Sunday, February 08, 2004

Executives concentrate wealth secretly

Title: Executive Pay, Hiding Behind Small Print
Source: New York Times
Date: February 8, 2004

From the article:
    INVESTORS have been understandably irate over executive pay recently. But because disclosure in the area is so woeful, they don't know the half of it.
Examples from the article include:
  • Wyeth's former chairman who is a consultant, earned $1.6 million in above-market interest alone on deferred compensation. A Wyeth spokesman declined to say how much Mr. Stafford has in total.
  • Robert J. Ulrich, chief executive of the Target Corporation, a retailer, earned $688,218 based on deferred pay in 2002, the most recent year for which data is available; four top colleagues there made a total of $470,000.
  • Last month, Hercules Inc., a chemical maker, restated third-quarter 2003 results to account for a $4.7 million pension benefit paid to William Joyce, former chief executive.
  • MONY executives will receive $98.2 million - more than 6 percent of the $1.5 billion transaction.
The article concludes: "Shareholders are paying these bills.

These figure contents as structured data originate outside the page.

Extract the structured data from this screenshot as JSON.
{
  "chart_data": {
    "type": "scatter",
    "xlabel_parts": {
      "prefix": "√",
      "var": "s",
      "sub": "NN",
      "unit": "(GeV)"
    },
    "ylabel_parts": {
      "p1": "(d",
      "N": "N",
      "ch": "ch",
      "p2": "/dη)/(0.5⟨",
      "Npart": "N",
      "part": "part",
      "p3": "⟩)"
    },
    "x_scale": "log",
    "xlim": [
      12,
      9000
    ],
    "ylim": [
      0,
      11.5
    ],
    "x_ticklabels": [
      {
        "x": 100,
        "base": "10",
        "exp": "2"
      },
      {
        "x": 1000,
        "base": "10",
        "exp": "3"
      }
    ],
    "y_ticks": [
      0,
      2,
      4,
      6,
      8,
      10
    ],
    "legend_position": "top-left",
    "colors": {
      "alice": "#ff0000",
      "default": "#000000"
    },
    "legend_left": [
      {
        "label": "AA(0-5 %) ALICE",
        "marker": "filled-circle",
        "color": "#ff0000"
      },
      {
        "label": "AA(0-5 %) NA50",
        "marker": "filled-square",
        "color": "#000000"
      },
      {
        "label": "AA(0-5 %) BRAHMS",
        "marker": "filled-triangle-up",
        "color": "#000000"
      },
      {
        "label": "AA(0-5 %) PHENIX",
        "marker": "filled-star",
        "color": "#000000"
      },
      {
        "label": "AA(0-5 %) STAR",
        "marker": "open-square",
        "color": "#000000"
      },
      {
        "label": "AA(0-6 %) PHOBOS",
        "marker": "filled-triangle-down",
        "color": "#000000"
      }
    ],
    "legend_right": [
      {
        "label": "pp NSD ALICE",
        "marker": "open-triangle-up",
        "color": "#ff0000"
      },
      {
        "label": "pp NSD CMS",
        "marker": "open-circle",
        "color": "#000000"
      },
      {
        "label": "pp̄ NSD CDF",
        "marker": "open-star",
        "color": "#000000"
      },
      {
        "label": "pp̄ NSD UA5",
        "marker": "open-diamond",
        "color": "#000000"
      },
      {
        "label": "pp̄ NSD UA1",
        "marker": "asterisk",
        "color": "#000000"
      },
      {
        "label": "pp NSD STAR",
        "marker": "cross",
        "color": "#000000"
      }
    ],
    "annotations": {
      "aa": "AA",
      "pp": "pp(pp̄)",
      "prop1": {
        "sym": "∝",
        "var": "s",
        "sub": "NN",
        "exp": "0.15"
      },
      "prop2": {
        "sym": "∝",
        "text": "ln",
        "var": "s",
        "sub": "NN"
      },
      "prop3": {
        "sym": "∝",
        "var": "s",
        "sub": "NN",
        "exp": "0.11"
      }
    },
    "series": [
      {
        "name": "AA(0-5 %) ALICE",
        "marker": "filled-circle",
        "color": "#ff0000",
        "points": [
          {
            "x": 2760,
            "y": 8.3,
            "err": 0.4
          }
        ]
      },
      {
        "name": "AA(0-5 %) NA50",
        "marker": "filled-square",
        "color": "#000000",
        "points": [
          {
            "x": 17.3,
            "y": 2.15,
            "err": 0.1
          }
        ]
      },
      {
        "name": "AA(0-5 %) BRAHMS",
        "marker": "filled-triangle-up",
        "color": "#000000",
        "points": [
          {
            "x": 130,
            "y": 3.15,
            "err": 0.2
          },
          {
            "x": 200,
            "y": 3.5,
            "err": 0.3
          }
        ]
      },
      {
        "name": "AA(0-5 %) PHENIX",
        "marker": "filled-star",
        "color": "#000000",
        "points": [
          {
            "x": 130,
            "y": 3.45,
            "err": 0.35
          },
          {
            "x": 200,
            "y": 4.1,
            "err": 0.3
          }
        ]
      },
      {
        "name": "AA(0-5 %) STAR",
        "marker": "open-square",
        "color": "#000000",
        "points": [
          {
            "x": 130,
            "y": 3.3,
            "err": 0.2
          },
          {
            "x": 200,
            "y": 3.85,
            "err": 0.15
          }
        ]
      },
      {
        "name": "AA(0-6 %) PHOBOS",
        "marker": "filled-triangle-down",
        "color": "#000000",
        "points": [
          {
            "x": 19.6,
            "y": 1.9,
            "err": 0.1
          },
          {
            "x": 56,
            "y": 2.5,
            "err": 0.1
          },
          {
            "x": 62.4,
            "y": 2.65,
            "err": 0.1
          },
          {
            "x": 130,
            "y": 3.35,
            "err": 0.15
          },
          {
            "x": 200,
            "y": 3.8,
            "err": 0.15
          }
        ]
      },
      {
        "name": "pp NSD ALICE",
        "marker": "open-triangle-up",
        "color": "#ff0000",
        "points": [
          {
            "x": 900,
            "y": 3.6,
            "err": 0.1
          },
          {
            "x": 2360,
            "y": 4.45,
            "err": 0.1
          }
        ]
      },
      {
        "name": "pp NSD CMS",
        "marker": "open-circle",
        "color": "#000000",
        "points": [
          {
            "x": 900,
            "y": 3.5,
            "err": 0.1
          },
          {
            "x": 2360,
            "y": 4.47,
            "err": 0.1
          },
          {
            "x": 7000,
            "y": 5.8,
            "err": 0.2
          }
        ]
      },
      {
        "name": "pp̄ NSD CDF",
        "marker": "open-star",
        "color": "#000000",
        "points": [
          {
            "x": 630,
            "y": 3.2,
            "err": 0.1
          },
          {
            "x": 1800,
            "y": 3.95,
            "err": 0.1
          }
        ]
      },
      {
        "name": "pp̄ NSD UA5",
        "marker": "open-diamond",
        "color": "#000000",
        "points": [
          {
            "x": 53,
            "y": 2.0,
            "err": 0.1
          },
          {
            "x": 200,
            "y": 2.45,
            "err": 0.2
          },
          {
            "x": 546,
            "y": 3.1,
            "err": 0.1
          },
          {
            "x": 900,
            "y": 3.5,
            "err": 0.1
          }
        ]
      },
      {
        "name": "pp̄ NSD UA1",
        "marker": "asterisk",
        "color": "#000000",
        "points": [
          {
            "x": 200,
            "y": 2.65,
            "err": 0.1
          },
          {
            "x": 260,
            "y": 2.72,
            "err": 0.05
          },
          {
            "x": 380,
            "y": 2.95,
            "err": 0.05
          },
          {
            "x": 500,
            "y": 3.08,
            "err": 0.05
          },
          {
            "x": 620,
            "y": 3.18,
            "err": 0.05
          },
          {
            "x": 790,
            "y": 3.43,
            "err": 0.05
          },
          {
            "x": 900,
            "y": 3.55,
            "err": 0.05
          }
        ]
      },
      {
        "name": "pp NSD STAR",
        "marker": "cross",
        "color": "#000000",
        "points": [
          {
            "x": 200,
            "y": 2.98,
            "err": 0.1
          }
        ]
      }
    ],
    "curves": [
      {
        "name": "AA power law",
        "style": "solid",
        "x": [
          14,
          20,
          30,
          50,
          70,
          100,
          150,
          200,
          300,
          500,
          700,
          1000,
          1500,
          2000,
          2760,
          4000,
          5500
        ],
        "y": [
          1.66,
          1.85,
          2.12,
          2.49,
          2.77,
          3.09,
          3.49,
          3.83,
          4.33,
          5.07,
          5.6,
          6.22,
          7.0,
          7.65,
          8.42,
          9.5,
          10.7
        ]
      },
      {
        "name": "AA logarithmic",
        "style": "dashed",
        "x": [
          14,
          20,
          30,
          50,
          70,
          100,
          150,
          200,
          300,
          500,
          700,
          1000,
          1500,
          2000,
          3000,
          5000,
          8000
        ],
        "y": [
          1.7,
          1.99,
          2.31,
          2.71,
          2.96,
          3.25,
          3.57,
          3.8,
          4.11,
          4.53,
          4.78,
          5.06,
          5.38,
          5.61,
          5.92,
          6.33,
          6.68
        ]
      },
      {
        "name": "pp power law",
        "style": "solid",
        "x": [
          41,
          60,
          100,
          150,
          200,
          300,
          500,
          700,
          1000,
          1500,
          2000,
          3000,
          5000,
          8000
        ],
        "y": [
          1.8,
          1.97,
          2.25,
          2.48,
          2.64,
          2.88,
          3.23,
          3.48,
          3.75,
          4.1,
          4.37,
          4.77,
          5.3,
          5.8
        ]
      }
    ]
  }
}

They have a right to know the costs in plain, shocking English." That assessment is nearsighted. For example, the $4.7 million given to William Joyce could have just as easily been given to rank and file employees, or could have been returned to consumers in the form of lower prices. The $1.6 million paid to John R. Stafford is one tiny example of why medical prices are spiraling out of control. His actions are mimicked by tens of thousands of executives throughout the medical industry. Their greed comes at the expense of consumers, taxpayers and employers who are paying billions of dollars in extra medical expenses to fund these extravagances.

The executive compensation process is currently out of control. It is allowing executives of large corporations to concentrate remarkable amounts of wealth at the expense of other employees, consumers and tax payers. It will not stop without legislation.